И тогда он сам с себя посмеялся слишком громко и вырываться не стал.
– Шакалья совесть, – говорит и не вырывается. – Я с тобой, как с российской империи офицером говорю, а вы, хамы, волчицу сосали… Стреляй в меня, сукин сын…
Но я стрелять в него не стал, стрельбы я ему не должен был никак, а только потащил наверх в залу. Там, в зале, Надежда Васильевна, совершенно сумасшедшие, сидели, они с шашкой наголо по зале прохаживались и в зеркало гляделись. А когда я Никитинского в залу притащил. Надежда Васильевна побежали в кресло садиться, на них бархатная корона перьями убрана была, они в кресла бойко сели и шашкой мне на караул сделали. И тогда я потоптал барина моего Никитинского. Я час его топтал или более часу, и за это время я жизнь сполна узнал. Стрельбой, – я так выскажу, – от человека только отделаться можно: стрельба – это ему помилование, а себе гнусная легкость, стрельбой до души не дойдешь, где она у человека есть и как она показывается. Но я, бывает, себя не жалею, я, бывает, врага час топчу или более часу, мне желательно жизнь узнать, какая она у нас есть…
Кладбище в Козине
Кладбище в еврейском местечке. Ассирия и таинственное тление Востока на поросших бурьяном волынских полях.

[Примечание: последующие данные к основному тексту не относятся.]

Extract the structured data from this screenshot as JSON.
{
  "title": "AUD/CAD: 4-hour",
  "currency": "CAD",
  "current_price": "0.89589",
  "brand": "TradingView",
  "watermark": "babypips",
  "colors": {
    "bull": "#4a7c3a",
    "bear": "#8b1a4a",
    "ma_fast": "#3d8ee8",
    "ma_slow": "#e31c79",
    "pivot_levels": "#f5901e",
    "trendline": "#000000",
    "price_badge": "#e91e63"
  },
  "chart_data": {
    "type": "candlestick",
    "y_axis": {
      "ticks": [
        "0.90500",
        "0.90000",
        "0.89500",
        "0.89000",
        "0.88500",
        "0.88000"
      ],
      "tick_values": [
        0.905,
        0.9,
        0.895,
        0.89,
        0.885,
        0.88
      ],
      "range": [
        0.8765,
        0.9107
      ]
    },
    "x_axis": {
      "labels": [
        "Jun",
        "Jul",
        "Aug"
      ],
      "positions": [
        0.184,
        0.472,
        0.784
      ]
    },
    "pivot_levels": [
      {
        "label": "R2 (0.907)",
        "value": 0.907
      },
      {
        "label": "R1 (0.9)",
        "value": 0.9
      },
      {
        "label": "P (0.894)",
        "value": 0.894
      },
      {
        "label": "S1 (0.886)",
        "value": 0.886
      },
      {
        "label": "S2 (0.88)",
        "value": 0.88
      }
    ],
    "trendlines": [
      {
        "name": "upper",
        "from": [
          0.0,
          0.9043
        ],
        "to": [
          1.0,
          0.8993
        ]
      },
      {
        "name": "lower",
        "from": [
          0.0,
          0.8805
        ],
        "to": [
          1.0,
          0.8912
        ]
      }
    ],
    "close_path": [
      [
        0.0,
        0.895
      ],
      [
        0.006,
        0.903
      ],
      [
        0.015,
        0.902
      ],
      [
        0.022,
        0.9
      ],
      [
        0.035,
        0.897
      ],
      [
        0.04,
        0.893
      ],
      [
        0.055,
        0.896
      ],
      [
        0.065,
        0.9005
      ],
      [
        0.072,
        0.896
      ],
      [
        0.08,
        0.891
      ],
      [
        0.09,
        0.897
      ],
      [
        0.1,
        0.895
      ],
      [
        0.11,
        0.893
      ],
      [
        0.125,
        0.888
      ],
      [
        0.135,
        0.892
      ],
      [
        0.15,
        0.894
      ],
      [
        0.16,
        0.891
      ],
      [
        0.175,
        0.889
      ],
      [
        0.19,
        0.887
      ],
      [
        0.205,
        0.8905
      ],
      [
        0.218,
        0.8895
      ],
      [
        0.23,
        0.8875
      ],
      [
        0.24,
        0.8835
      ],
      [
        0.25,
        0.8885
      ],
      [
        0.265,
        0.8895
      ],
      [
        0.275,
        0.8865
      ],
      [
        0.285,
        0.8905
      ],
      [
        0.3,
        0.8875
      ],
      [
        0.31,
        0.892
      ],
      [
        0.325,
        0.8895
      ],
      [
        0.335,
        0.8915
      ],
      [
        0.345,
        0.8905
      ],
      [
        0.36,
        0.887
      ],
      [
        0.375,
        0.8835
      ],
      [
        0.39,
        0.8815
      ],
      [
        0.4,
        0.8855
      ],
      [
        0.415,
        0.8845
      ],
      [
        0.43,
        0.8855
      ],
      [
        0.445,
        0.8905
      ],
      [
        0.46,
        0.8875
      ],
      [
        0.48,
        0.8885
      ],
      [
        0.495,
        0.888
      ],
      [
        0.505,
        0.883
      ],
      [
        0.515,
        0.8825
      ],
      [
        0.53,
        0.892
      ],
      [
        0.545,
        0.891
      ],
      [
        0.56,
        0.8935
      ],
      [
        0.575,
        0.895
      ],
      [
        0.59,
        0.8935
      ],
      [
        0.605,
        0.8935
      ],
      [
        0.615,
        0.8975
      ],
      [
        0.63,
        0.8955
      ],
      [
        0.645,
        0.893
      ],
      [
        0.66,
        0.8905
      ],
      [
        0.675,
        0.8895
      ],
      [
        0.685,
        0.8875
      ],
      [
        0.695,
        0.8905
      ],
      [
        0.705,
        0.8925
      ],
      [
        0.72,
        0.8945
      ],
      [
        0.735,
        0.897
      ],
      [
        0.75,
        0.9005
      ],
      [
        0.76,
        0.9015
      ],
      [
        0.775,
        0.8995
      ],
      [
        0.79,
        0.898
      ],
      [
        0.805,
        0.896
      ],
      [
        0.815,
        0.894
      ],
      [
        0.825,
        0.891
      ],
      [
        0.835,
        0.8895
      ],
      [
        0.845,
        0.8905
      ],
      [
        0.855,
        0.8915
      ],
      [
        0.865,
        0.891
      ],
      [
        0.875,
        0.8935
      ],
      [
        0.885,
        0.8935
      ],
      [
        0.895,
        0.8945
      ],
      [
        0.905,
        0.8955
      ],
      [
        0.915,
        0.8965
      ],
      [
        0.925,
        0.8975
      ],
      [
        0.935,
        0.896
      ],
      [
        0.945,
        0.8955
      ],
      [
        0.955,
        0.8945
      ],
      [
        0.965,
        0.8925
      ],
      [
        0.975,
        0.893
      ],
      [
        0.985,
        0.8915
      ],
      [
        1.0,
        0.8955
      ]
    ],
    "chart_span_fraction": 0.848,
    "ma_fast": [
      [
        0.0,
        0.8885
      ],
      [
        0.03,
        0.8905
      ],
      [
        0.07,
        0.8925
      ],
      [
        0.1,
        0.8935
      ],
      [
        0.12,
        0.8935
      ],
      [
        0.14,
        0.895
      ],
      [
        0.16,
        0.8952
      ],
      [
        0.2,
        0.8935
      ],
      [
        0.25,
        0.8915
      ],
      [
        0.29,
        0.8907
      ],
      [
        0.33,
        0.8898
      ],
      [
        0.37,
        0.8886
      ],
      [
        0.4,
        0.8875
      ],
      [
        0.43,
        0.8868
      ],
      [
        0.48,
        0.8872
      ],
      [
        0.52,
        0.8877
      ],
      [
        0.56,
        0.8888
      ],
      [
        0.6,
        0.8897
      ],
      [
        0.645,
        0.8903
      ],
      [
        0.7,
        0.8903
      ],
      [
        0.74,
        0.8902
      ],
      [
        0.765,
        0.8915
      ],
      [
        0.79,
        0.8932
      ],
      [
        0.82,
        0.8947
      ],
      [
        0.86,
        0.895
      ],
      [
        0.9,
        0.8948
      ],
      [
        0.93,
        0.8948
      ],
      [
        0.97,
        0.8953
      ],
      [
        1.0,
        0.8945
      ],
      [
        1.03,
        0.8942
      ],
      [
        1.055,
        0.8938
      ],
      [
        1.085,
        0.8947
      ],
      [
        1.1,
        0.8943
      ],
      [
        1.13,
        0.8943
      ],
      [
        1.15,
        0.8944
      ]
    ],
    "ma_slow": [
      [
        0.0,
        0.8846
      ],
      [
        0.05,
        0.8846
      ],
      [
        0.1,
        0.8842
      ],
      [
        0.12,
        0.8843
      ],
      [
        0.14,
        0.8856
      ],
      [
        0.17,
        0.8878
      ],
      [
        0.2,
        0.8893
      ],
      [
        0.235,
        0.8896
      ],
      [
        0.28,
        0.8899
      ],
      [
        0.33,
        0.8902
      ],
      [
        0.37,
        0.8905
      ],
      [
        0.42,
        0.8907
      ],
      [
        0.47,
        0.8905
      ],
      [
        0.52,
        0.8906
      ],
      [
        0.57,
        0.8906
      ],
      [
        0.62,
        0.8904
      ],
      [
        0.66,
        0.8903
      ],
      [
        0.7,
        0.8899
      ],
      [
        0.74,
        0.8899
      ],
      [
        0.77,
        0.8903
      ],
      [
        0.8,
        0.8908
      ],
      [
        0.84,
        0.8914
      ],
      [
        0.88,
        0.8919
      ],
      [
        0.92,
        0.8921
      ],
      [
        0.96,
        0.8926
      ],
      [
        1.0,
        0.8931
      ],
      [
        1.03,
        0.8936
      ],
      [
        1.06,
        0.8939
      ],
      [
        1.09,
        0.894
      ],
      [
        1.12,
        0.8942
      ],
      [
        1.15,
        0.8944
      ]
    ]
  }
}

Обточенные серые камни с трехсотлетними письменами. Грубое тиснение горельефов, высеченных на граните. Изображение рыбы и овцы над мертвой человеческой головой. Изображения раввинов в меховых шапках. Раввины подпоясаны ремнем на узких чреслах. Под безглазыми лицами волнистая каменная линия завитых бород. В стороне, под дубом, размозженным молнией, стоит склеп рабби Азриила, убитого казаками Богдана Хмельницкого. Четыре поколения лежат в этой усыпальнице, нищей, как жилище водоноса, и скрижали, зазеленевшие скрижали, поют о них молитвой бедуина:
«Азриил, сын Анания, уста Еговы.
Илия, сын Азриила, мозг, вступивший в единоборство с забвением.
Вольф, сын Илии, принц, похищенный у Торы на девятнадцатой весне.